In early 2014, the Affordable Care Act was just being implemented. Previously, I had been without health insurance for two years. My company provided for a health care stipend, and I found many plans covered by the amount I was given, but since insurance companies could still turn me (and my three monthly prescriptions) away, they did.
The irony is, I’m generally a healthy person. I haven’t visited an ER or urgent care in over a decade. I need my regular GYN care (like all of us women do!) and I need checkups with two doctors to write prescriptions. Then, as long as I take them, I’m good to go. But I couldn’t afford to see all three of my doctors with no insurance and also pay for my prescriptions. I chose to see only one of my doctors and fill prescriptions. I skipped my GYN exam for just one year, knowing that there was light at the end of the tunnel. It was 2013, and implementation of the ACA was coming. Soon I could see all of my doctors and catch up. I had sent in my forms, selected a plan, and sent in a check. I was four weeks away from being covered when things got scary. I had a normal period for a week. Then, four days after my period stopped, it started again, except this was different. I was bleeding so much that even double-timing my usual schedule of changing hygiene products wasn’t keeping up, and the “overflow” was scarily copious. I use a cup, so after two days I started keeping track of ounces of fluid – one ounce every 1-2 hours seemed like a lot, since most women lose only 1-2 ounces during their whole period. I called the nurse practitioner at my GYN’s office. She asked me to come in right away. I sobbed knowing that I would have to pay for the visit out of pocket. My GYN was lovely and confirmed that this was abnormal.

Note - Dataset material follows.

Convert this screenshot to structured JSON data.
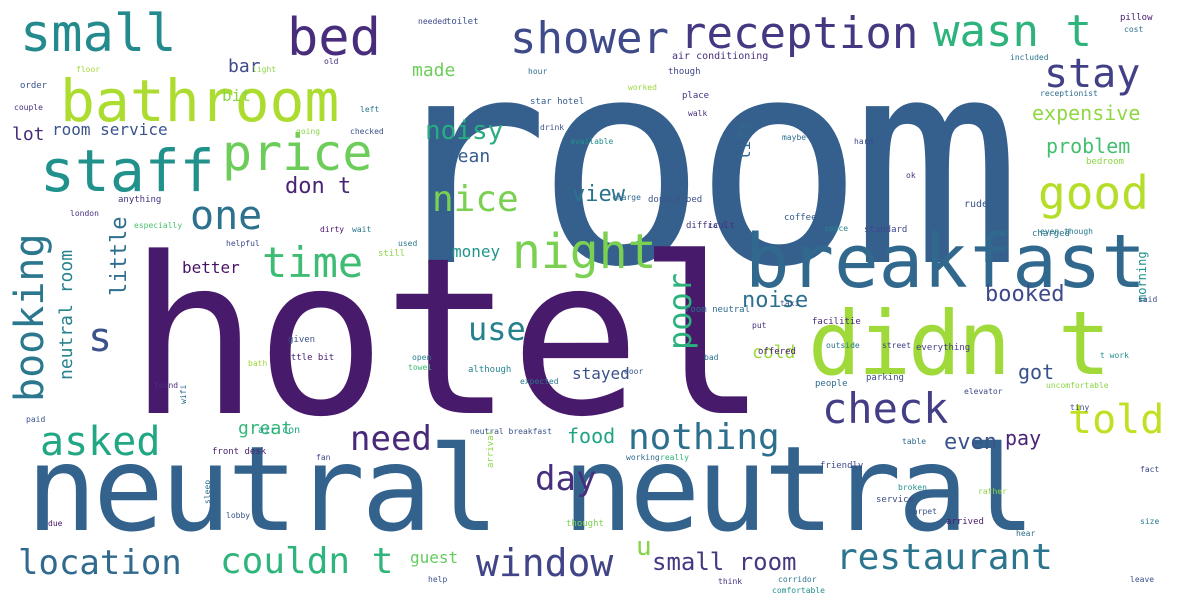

She agreed that my polycystic ovary syndrome was preventing my oral contraceptive from regulating my cycle. This wasn’t a period (I’d just had one!), it was my body failing to have its hormones regulated by the pill and skipping the part of my cycle where a lining builds up in the uterus. She thanked me for coming in and told me that sometimes when women wait during this kind of crisis, they end up in the hospital or even need to have a hysterectomy to stop the bleeding. A few women have died. She put me on heavy doses of hormones and bed rest to stop the bleeding and advised that once this scary episode stopped, I’d need an IUD moving forward.
Thankfully, she negotiated a cash price for my visit that day, and my bleeding did stop. So, by the time I was healed and could get an IUD placed, I was covered. She didn’t chastise me at all, but we did discuss that if I had had my yearly exam, my blood work or my pelvic exam may have shown this trouble brewing. Reproductive care isn’t just about preventing or caring for a pregnancy; in this case it saved my life.